74. Е. П. Оболенскому. № 19. 19 июня 1841 г., Туринск
<...> Дети с бабушкой, вероятно, в конце июля отправятся. Разрешение детям уже вышло, но еще идет переписка о старушке. Кажется, мудрено старушку здесь остановить. Ты справедливо говоришь, что я к ним привык,- но также согласишься, что желаю от души скорее отправить их домой. Невольно беспокоишься за них, особенно в непостоянное теперешнее время: переход от необыкновенного жара к холоду заставляет иногда трепетать. Как-то страшно, чтоб кто-нибудь из них не занемог. В Туринске на эту семью много легло горя. <...>
Из Иркутска новости тебе известны. Мне пишут кой-что, полных сведений не имею.
Спасибо добрым нашим дамам, они меня не забывают, и вдобавок Марья Казимировна уверяет, что мой письменный слог напоминает m-me Sevigne, tandis que je fais de la prose, sans m'en douter*. Такого рода вещи тем забавны, что и тот, кто их говорит, и тот, кто их слушает, никто не верит. <...>
* (мадам Севинье, тогда как я, несомненно, пишу прозой (фр.).)
Я рад, что Борисовых перевели ближе к Иркутску*, а особенно доволен, что Поджио выздоровел; ты, вероятно, уже с ним виделся,- он должен был отправиться на воды, тебя миновать нельзя. <...>
* (Братья Борисовы 21 марта 1841 г. переведены были в деревню Малую Разводную близ Иркутска.)

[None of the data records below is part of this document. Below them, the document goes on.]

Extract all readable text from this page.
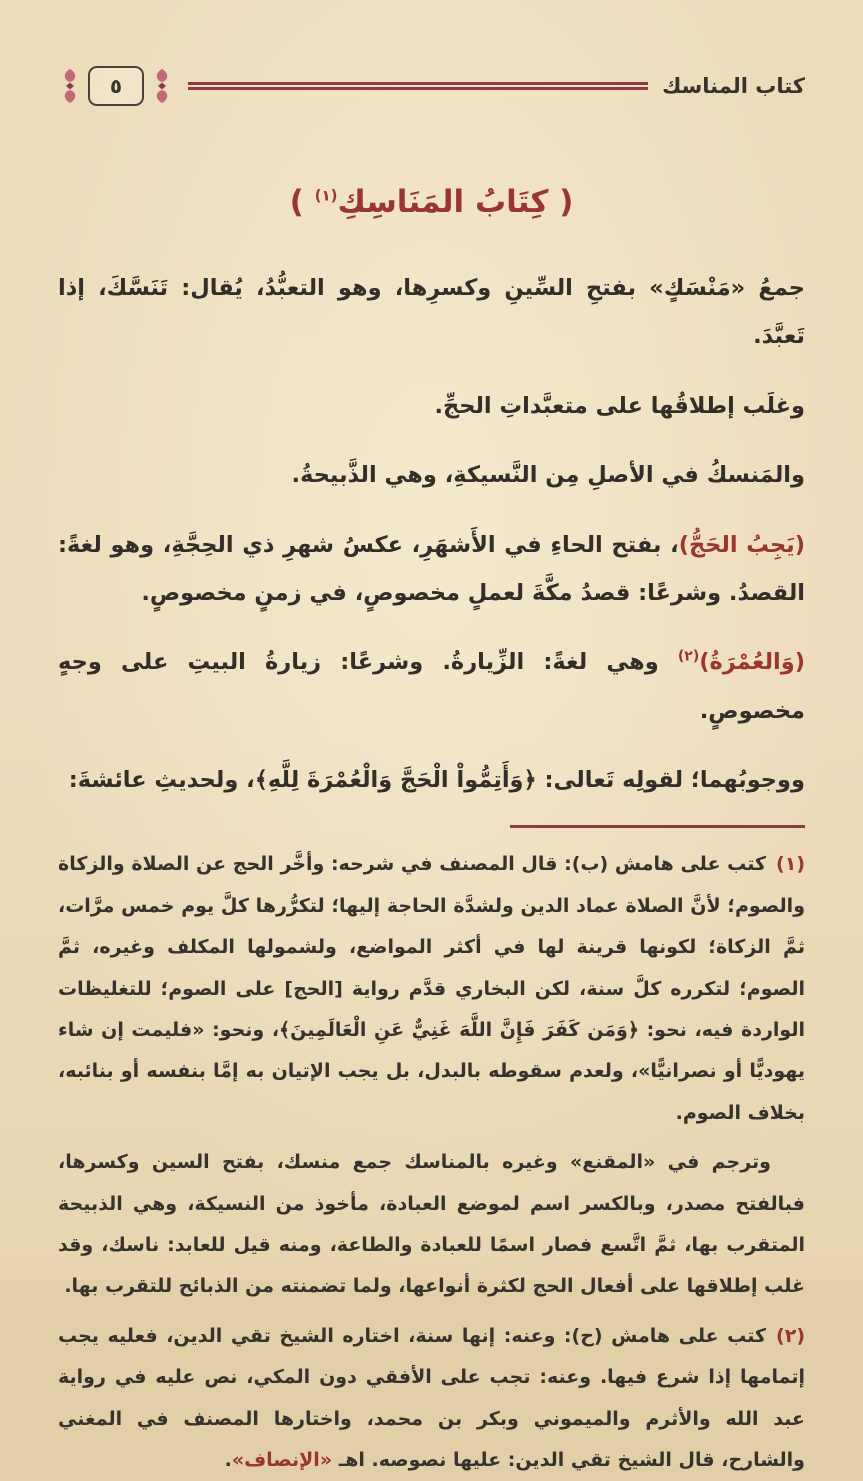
كتاب المناسك
٥
( كِتَابُ المَنَاسِكِ$^{(١)}$ )

جمعُ «مَنْسَكٍ» بفتحِ السِّينِ وكسرِها، وهو التعبُّدُ، يُقال: تَنَسَّكَ، إذا تَعبَّدَ.

وغلَب إطلاقُها على متعبَّداتِ الحجِّ.

والمَنسكُ في الأصلِ مِن النَّسيكةِ، وهي الذَّبيحةُ.

(يَجِبُ الحَجُّ)، بفتح الحاءِ في الأَشهَرِ، عكسُ شهرِ ذي الحِجَّةِ، وهو لغةً: القصدُ. وشرعًا: قصدُ مكَّةَ لعملٍ مخصوصٍ، في زمنٍ مخصوصٍ.

(وَالعُمْرَةُ)$^{(٢)}$ وهي لغةً: الزِّيارةُ. وشرعًا: زيارةُ البيتِ على وجهٍ مخصوصٍ.

ووجوبُهما؛ لقولِه تَعالى: ﴿وَأَتِمُّواْ الْحَجَّ وَالْعُمْرَةَ لِلَّهِ﴾، ولحديثِ عائشةَ:

(١)كتب على هامش (ب): قال المصنف في شرحه: وأخَّر الحج عن الصلاة والزكاة والصوم؛ لأنَّ الصلاة عماد الدين ولشدَّة الحاجة إليها؛ لتكرُّرها كلَّ يوم خمس مرَّات، ثمَّ الزكاة؛ لكونها قرينة لها في أكثر المواضع، ولشمولها المكلف وغيره، ثمَّ الصوم؛ لتكرره كلَّ سنة، لكن البخاري قدَّم رواية [الحج] على الصوم؛ للتغليظات الواردة فيه، نحو: ﴿وَمَن كَفَرَ فَإِنَّ اللَّهَ غَنِيٌّ عَنِ الْعَالَمِينَ﴾، ونحو: «فليمت إن شاء يهوديًّا أو نصرانيًّا»، ولعدم سقوطه بالبدل، بل يجب الإتيان به إمَّا بنفسه أو بنائبه، بخلاف الصوم.

وترجم في «المقنع» وغيره بالمناسك جمع منسك، بفتح السين وكسرها، فبالفتح مصدر، وبالكسر اسم لموضع العبادة، مأخوذ من النسيكة، وهي الذبيحة المتقرب بها، ثمَّ اتَّسع فصار اسمًا للعبادة والطاعة، ومنه قيل للعابد: ناسك، وقد غلب إطلاقها على أفعال الحج لكثرة أنواعها، ولما تضمنته من الذبائح للتقرب بها.

(٢)كتب على هامش (ح): وعنه: إنها سنة، اختاره الشيخ تقي الدين، فعليه يجب إتمامها إذا شرع فيها. وعنه: تجب على الأفقي دون المكي، نص عليه في رواية عبد الله والأثرم والميموني وبكر بن محمد، واختارها المصنف في المغني والشارح، قال الشيخ تقي الدين: عليها نصوصه. اهـ «الإنصاف».
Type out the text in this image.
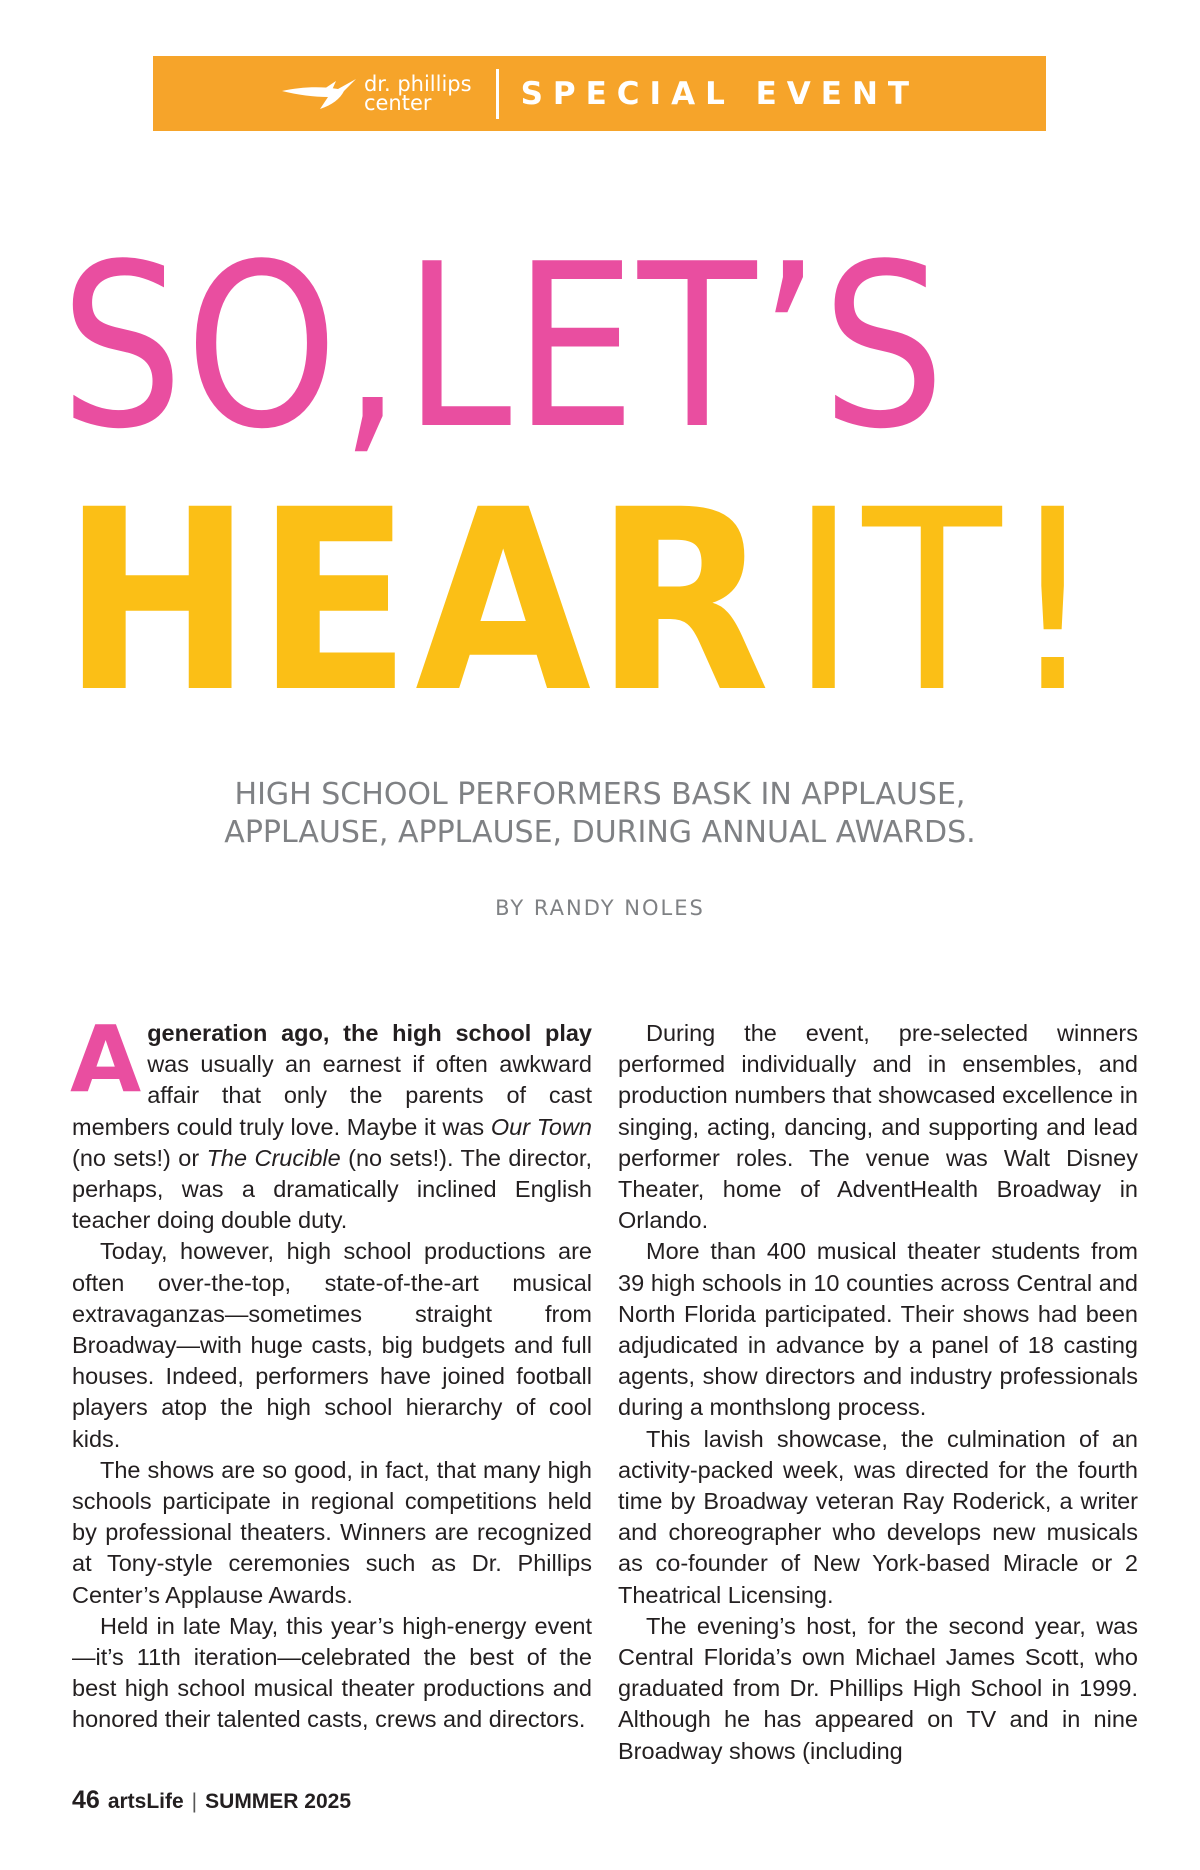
dr. phillips
center	SPECIAL EVENT
SO,LET’S
HEARIT!
HIGH SCHOOL PERFORMERS BASK IN APPLAUSE,
APPLAUSE, APPLAUSE, DURING ANNUAL AWARDS.
BY RANDY NOLES

Ageneration ago, the high school play was usually an earnest if often awkward affair that only the parents of cast members could truly love. Maybe it was Our Town (no sets!) or The Crucible (no sets!). The director, perhaps, was a dramatically inclined English teacher doing double duty.

Today, however, high school productions are often over-the-top, state-of-the-art musical extravaganzas—sometimes straight from Broadway—with huge casts, big budgets and full houses. Indeed, performers have joined football players atop the high school hierarchy of cool kids.

The shows are so good, in fact, that many high schools participate in regional competitions held by professional theaters. Winners are recognized at Tony-style ceremonies such as Dr. Phillips Center’s Applause Awards.

Held in late May, this year’s high-energy event—it’s 11th iteration—celebrated the best of the best high school musical theater productions and honored their talented casts, crews and directors.

During the event, pre-selected winners performed individually and in ensembles, and production numbers that showcased excellence in singing, acting, dancing, and supporting and lead performer roles. The venue was Walt Disney Theater, home of AdventHealth Broadway in Orlando.

More than 400 musical theater students from 39 high schools in 10 counties across Central and North Florida participated. Their shows had been adjudicated in advance by a panel of 18 casting agents, show directors and industry professionals during a monthslong process.

This lavish showcase, the culmination of an activity-packed week, was directed for the fourth time by Broadway veteran Ray Roderick, a writer and choreographer who develops new musicals as co-founder of New York-based Miracle or 2 Theatrical Licensing.

The evening’s host, for the second year, was Central Florida’s own Michael James Scott, who graduated from Dr. Phillips High School in 1999. Although he has appeared on TV and in nine Broadway shows (including

46 artsLife | SUMMER 2025
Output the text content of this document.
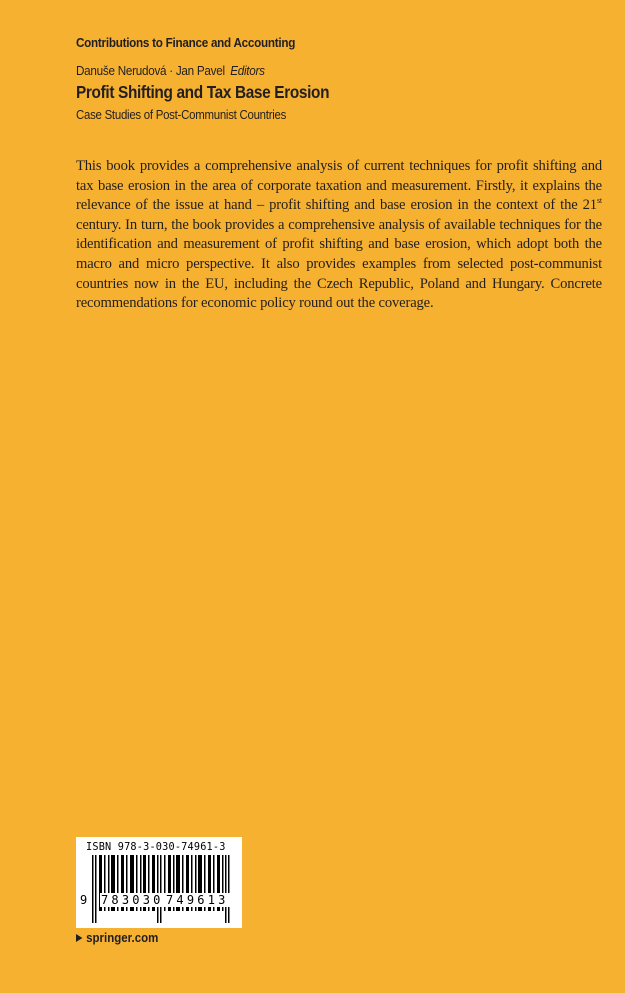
Contributions to Finance and Accounting
Danuše Nerudová · Jan Pavel Editors
Profit Shifting and Tax Base Erosion
Case Studies of Post-Communist Countries

This book provides a comprehensive analysis of current techniques for profit shifting and tax base erosion in the area of corporate taxation and measurement. Firstly, it explains the relevance of the issue at hand – profit shifting and base erosion in the context of the 21st century. In turn, the book provides a comprehensive analysis of available techniques for the identification and measurement of profit shifting and base erosion, which adopt both the macro and micro perspective. It also provides examples from selected post-communist countries now in the EU, including the Czech Republic, Poland and Hungary. Concrete recommendations for economic policy round out the coverage.

ISBN 978-3-030-74961-3
9 783030 749613
springer.com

Пойду сам поливать свою цветную капусту: обещает быть хорошею. Вместе будем ее есть. Скажи мне что-нибудь о Горбачевском. Давно нет от него ни слова. Я отвечаю исправно, но сам не начинаю переписки и тут уже прослыл бесконечным своим письмоводством.
Басаргин тебе дружески жмет руку. Он недавно от меня вышел.
Мы надеялись, что наших поляков настигнут свадебные милости, но, к сожалению, на этот раз им ничего нет. Товарищи их из юнкерской школы возвращены на родину, а нашим, видно, еще не пришло время*. <...>
* (Сведений о том, кто именно из ссыльных поляков был возвращен тогда на родину, нет.)
Паскаль отправился к Энгельгардту. Надеюсь, что труд Пушкина оценится и ему будет польза.